PRESGENE (PRediction of ESsential GENE) webserver
The minimally essential genes in an organism comprise a set of absolutely necessary genes that are required for performing vital cellular functions and are indispensable for the survival of the organism under any environmental condition. The study of essential genes in disease-causing organisms has wide application in the prediction of therapeutic targets.
Previous works from our group have demonstrated two pipelines for predicting essential genes with high accuracy that mitigates the problems of training dataset imbalance and limited availability of experimentally labeled essential genes. The first strategy (ML Strategy 1), i.e., based on the Supervised ML approach, has been developed to predict essential genes when sufficient experimental data is available, but the dataset is imbalanced (Nandi et al. Molecular BioSystems. 2017;13(8):1584-96). In the second study (ML Strategy 2), using a semi-supervised ML approach, we have proposed another pipeline for the classification of essential genes and non-essential genes of organisms where the availability of experimental data is very limited (Nandi et al., PloS one. 2020; 15.11: e0242943).

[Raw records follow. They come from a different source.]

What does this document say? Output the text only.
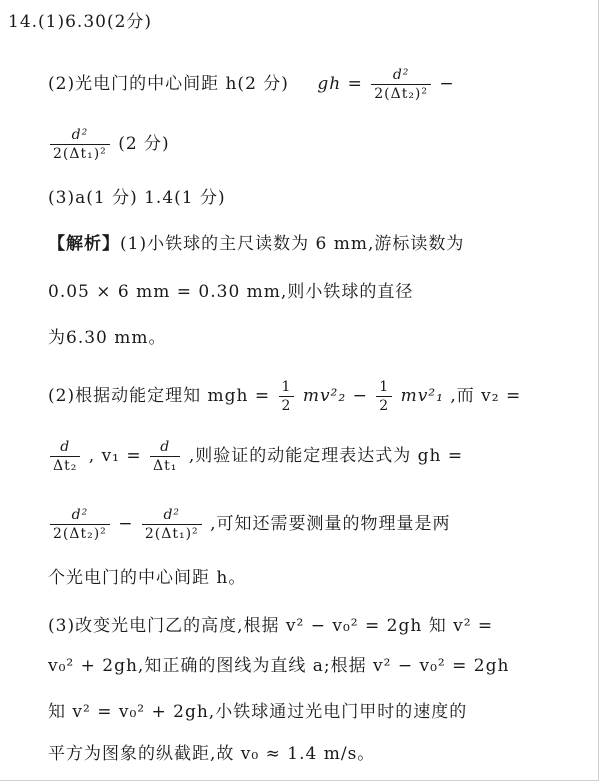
14.(1)6.30(2分)
(2)光电门的中心间距 h(2 分) gh = $\frac{\text{d²}}{\text{2(Δt₂)²}}$ −
$\frac{\text{d²}}{\text{2(Δt₁)²}} (2$ 分)
(3)a(1 分) 1.4(1 分)
【解析】(1)小铁球的主尺读数为 6 mm,游标读数为
0.05 × 6 mm = 0.30 mm,则小铁球的直径
为6.30 mm。
(2)根据动能定理知 mgh = $\frac{1}{2} mv^2_2 - \frac{1}{2} mv^2_1$ ,而 v₂ =
$\frac{d}{\text{Δt₂}}$ , $v_1 = \frac{d}{\text{Δt₁}}$ ,则验证的动能定理表达式为 gh =
$\frac{\text{d²}}{\text{2(Δt₂)²}} - \frac{\text{d²}}{\text{2(Δt₁)²}}$ ,可知还需要测量的物理量是两
个光电门的中心间距 h。
(3)改变光电门乙的高度,根据 v² − v₀² = 2gh 知 v² =
v₀² + 2gh,知正确的图线为直线 a;根据 v² − v₀² = 2gh
知 v² = v₀² + 2gh,小铁球通过光电门甲时的速度的
平方为图象的纵截距,故 v₀ ≈ 1.4 m/s。
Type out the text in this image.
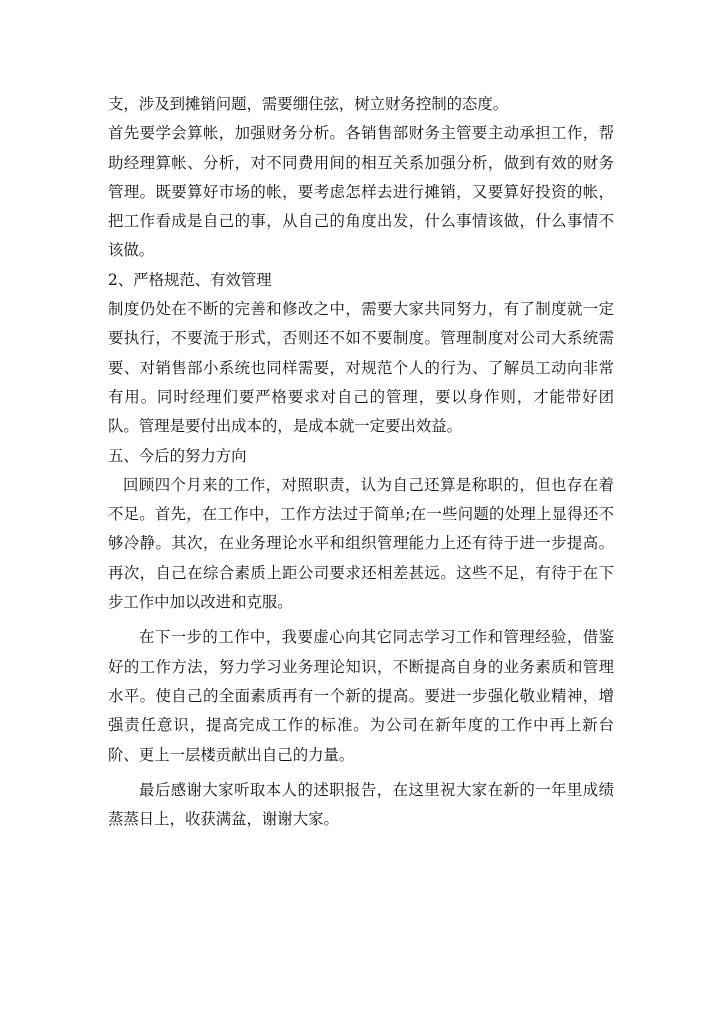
支，涉及到摊销问题，需要绷住弦，树立财务控制的态度。

首先要学会算帐，加强财务分析。各销售部财务主管要主动承担工作，帮助经理算帐、分析，对不同费用间的相互关系加强分析，做到有效的财务管理。既要算好市场的帐，要考虑怎样去进行摊销，又要算好投资的帐，把工作看成是自己的事，从自己的角度出发，什么事情该做，什么事情不该做。

2、严格规范、有效管理

制度仍处在不断的完善和修改之中，需要大家共同努力，有了制度就一定要执行，不要流于形式，否则还不如不要制度。管理制度对公司大系统需要、对销售部小系统也同样需要，对规范个人的行为、了解员工动向非常有用。同时经理们要严格要求对自己的管理，要以身作则，才能带好团队。管理是要付出成本的，是成本就一定要出效益。

五、今后的努力方向

回顾四个月来的工作，对照职责，认为自己还算是称职的，但也存在着不足。首先，在工作中，工作方法过于简单;在一些问题的处理上显得还不够冷静。其次，在业务理论水平和组织管理能力上还有待于进一步提高。再次，自己在综合素质上距公司要求还相差甚远。这些不足，有待于在下步工作中加以改进和克服。

在下一步的工作中，我要虚心向其它同志学习工作和管理经验，借鉴好的工作方法，努力学习业务理论知识，不断提高自身的业务素质和管理水平。使自己的全面素质再有一个新的提高。要进一步强化敬业精神，增强责任意识，提高完成工作的标准。为公司在新年度的工作中再上新台阶、更上一层楼贡献出自己的力量。

最后感谢大家听取本人的述职报告，在这里祝大家在新的一年里成绩蒸蒸日上，收获满盆，谢谢大家。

ML Strategy 1 and ML Strategy 2 based pipelines have been validated with several organisms, including both the prokaryotes and eukaryotes. These pipelines create machine learning models with high accuracy for the classification of essential and non-essential genes that addresses the problems of limited labeled data, automatic selection of heterogeneous biological features, and optimization of model parameters.
Based on these pipelines, we have developed the PRESGENE web server (Figure 1) that offers various feature calculation techniques such as network topological features of the reaction network, flux-coupled sub-network derived from the metabolic network, and sequenced-based features that are associated with gene essentiality. The list of features has been enlisted in Table 1 of the tutorial. This platform provides a user-friendly interface with integrated Machine Learning strategies that can be used to annotate essential genes in both prokaryotes and eukaryotes with high accuracy.
Figure 1. Workflow for PRESGENE webserver. Two pipelines are developed and integrated to predict essential genes based on sufficient unbalanced or limited labeled training dataset with sequence, informatics, topological network features derived from the genome scale reconstructed metabolic networks.